L’immobilier n’est pas, répétons-le, un placement financier. Il suppose que l’on s’intéresse de près à la situation du bien que l’on veut acquérir. L’emplacement reste le premier critère, mais au-delà nous invitons nos clients à n’investir que dans des grandes villes, par exemple Paris, Rennes, Bordeaux, Montpellier, Lyon ou encore Marseille, la plupart du temps en centre-ville ou en périphérie immédiate… là où la demande des locataires est réelle et pérenne.

Nous refusons de faire de la défiscalisation une priorité. Cela doit rester un outil.

L’immobilier offre certaines vertus pour l’investisseur. A condition de savoir où investir et de choisir le bon régime fiscal.

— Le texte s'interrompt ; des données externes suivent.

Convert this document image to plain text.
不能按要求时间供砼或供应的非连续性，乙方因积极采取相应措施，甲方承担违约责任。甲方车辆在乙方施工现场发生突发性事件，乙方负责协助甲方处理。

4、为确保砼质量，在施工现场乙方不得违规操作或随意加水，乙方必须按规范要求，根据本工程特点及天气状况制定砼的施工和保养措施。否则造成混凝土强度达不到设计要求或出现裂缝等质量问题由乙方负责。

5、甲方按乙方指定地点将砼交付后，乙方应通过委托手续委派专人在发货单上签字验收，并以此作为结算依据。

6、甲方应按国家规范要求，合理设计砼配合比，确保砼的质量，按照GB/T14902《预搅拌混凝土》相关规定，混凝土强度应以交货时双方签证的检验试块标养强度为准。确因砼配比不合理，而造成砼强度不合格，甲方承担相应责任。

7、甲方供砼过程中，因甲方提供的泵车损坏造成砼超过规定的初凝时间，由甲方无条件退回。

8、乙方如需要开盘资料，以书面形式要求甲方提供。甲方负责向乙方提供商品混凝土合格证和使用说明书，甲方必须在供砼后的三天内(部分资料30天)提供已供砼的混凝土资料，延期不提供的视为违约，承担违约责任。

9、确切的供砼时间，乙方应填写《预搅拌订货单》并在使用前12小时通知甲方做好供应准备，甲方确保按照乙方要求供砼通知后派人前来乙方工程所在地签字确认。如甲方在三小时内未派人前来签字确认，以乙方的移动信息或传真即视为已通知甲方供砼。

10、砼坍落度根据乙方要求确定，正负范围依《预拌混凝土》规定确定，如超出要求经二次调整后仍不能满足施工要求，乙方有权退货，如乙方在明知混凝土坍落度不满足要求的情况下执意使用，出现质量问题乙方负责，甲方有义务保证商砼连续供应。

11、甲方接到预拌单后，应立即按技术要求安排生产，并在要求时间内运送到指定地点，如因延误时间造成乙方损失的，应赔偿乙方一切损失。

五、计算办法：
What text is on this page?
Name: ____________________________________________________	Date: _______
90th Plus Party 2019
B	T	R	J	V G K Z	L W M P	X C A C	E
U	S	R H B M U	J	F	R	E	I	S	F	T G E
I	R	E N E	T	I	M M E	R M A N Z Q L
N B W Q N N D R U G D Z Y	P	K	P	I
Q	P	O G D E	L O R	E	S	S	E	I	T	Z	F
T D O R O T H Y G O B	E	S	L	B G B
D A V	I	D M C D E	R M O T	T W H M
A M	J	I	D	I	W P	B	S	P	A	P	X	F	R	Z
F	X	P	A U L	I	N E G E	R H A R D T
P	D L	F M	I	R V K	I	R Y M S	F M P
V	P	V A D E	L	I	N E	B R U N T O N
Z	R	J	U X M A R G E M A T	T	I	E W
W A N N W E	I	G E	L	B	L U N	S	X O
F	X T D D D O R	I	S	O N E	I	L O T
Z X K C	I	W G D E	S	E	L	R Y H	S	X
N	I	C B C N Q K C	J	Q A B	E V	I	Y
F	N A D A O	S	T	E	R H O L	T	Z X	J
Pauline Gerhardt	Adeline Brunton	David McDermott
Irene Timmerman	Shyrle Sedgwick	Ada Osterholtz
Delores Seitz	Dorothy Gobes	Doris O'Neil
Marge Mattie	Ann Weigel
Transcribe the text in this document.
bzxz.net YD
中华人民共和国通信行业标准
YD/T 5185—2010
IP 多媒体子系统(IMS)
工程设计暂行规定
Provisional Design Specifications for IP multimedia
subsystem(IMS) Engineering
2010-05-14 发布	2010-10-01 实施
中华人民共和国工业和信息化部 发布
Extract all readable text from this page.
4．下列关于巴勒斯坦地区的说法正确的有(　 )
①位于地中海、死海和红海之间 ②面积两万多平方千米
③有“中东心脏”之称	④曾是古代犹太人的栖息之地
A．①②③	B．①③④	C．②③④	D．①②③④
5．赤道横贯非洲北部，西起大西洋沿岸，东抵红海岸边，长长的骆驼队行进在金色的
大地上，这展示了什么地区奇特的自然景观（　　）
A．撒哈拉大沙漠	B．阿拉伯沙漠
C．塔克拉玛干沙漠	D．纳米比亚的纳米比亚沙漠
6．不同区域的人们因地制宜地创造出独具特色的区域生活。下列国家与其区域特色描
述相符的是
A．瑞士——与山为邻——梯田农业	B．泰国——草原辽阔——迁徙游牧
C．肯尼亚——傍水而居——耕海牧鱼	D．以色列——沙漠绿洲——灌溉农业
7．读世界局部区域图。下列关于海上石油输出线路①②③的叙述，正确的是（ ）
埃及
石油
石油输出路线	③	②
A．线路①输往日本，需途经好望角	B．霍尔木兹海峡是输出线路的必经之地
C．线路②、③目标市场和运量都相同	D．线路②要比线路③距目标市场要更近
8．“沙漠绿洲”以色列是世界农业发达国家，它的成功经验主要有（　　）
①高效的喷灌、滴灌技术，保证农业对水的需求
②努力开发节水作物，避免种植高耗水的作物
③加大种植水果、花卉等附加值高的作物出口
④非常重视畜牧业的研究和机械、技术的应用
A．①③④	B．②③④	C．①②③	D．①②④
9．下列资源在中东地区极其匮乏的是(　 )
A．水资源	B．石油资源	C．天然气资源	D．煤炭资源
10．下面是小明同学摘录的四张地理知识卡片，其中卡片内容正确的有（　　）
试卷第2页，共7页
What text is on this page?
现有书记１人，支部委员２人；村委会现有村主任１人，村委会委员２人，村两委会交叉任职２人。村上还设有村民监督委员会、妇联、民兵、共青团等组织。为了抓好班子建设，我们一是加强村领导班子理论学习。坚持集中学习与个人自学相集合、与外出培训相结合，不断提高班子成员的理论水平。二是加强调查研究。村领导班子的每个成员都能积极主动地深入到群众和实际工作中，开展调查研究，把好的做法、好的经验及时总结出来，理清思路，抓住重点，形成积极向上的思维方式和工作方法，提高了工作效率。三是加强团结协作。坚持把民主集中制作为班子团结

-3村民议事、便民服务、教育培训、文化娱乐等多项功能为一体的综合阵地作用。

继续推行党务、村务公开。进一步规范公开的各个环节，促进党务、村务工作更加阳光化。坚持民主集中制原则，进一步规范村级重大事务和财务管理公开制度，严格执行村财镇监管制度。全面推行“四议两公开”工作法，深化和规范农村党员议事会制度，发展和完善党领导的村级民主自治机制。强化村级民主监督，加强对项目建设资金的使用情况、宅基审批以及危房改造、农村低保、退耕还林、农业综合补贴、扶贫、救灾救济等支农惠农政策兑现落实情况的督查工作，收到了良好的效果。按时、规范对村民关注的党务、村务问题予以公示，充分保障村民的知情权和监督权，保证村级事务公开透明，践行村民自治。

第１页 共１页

Fuir les programmes destinés spécifiquement aux investisseurs
Dans le neuf comme dans l’ancien, rien ne sert d’obtenir une rentabilité confortable, si le jour où l’investisseur veut vendre, le quartier ne s’est pas valorisé ou s’est dévalorisé. A bannir, les logements construits dans des immeubles spécifiquement destinés aux investisseurs : une fois passée la durée obligatoire du bail pour bénéficier de la défiscalisation, les appartements ou les maisons se retrouvent sur le marché en même temps. Pléthore est ennemi de la vente dans de bonnes conditions de marché.

Des principes à respecter

On ne le redira jamais assez, pour investir, les paramètres à respecter, à Paris, en Ile de France ou en province sont similaires :

- privilégier l’emplacement, l’environnement, la demande locative. Et avant de parier sur un quartier en pleine restructuration, renseignez-vous pour savoir si les travaux ont lieu dans trois ou dix ans, et s’ils vont réellement profiter au logement ou au contraire le dévaloriser.

…Des précautions qui ne sont jamais assez vérifiées et qui font que certains regrettent leur investissement.

- Fuyez les rentabilités mirobolantes annoncées par les promoteurs, synonymes de risques à long terme et acceptez des rendements moyens procurés par des bons emplacements et donc à terme un maintien du capital pierre, voire de plus value.